MARBLEHEAD, Mass. — Local lobster fisherman Jeff Murphy threatened to quit his job and leave Massachusetts entirely after repeatedly being mistaken for a student of Boston University’s Design program, coworkers have reported.
“You know why I wear overalls, a watchman cap, and look exhausted all the time? Because I’m a goddamn lobster fisherman along with half of this town. But every time I make a delivery in the city, some asshole kid in a BU hoodie asks me how my photography class project is going, or where I buy my acrylic paints. Bro, does it look like I keep lobster cages in my truck for fun?” said Murphy. “How would they like it if they’d dropped out of 11th grade to work on their alcoholic uncle’s fishing boat for 12 hours a day, and I walked up to them and asked to copy notes from the lecture about the history of printmaking?
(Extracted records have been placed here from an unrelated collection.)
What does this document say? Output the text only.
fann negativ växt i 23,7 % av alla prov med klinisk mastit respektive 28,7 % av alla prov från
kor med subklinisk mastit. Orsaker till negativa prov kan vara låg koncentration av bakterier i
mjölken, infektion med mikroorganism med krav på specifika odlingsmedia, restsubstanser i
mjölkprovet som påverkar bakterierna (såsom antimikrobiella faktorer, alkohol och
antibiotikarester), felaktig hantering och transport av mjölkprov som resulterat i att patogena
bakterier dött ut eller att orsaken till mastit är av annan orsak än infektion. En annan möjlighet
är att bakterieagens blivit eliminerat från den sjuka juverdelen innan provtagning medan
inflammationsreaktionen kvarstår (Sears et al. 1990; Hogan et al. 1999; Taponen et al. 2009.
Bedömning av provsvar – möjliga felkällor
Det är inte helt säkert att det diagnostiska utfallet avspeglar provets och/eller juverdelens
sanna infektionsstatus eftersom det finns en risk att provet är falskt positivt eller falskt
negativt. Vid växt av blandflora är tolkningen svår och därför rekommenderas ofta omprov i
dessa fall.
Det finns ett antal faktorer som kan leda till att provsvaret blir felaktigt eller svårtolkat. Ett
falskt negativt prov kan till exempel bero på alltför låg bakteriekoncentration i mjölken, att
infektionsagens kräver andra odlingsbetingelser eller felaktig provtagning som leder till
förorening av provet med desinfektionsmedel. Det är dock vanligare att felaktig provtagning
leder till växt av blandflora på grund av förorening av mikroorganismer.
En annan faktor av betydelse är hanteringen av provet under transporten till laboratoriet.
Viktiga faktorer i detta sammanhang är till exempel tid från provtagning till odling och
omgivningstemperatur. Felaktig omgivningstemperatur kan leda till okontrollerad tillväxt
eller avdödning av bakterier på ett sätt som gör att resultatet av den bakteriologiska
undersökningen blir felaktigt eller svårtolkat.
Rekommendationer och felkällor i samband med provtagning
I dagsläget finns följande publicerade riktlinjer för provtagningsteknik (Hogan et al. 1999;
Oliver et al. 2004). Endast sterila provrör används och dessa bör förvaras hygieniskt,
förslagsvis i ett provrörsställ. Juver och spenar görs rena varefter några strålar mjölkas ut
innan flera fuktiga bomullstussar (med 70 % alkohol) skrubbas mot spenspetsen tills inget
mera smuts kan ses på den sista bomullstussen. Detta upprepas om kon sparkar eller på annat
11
Fuck them and their pristine Carhartt overalls.”
Even faculty at Boston University had a hard time believing he was not a student.
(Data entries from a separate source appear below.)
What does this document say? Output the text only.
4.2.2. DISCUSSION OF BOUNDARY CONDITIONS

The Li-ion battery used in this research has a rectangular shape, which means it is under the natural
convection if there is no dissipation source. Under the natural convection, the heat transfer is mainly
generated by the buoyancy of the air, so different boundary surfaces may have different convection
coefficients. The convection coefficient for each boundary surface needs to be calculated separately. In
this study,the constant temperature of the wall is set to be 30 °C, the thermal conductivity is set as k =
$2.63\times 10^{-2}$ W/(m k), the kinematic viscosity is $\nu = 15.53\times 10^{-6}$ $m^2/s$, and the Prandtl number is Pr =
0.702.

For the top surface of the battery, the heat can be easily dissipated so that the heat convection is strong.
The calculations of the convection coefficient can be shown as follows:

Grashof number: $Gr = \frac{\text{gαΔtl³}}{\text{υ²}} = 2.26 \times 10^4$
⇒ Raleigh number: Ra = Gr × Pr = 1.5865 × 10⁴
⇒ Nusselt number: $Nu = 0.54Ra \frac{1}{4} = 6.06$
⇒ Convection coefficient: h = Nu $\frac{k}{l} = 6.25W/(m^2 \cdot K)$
“I’m sure he was in the midst of some performance art piece where he pretends to not be a student. But I’m fairly confident this young man is one of my students and he definitely skipped class today and wasn’t, as he so eloquently put it, ‘covered in fish guts for some abstract art project’ before calling me a fucking clown,” said applied arts professor Tom Jameson. “Honestly, I don’t know why this young man adopted the blue collar attitude along with the dress code, but if he continues to not turn in his assignments I’ll have no choice but to fail him.”
The university’s school of fashion weighed in on the confusion as well.
“One of our grad students did a fascinating study about working class jobs and corresponding aesthetics. They found fishermen, along with lumberjacks and construction workers, are most often mistaken for upper middle class liberal arts majors,” said Dean Heather Wilcox. “These jobs are already difficult, and it certainly doesn’t help that off the clock they’re assumed to be up for a debate on modernism versus realism at overpriced coffee shops. It’s been said many times before, but we need to remind ourselves daily that someone’s culture is not a costume.”
As of press time, Murphy had considered changing careers entirely after being mistaken for Bon Iver for the tenth time.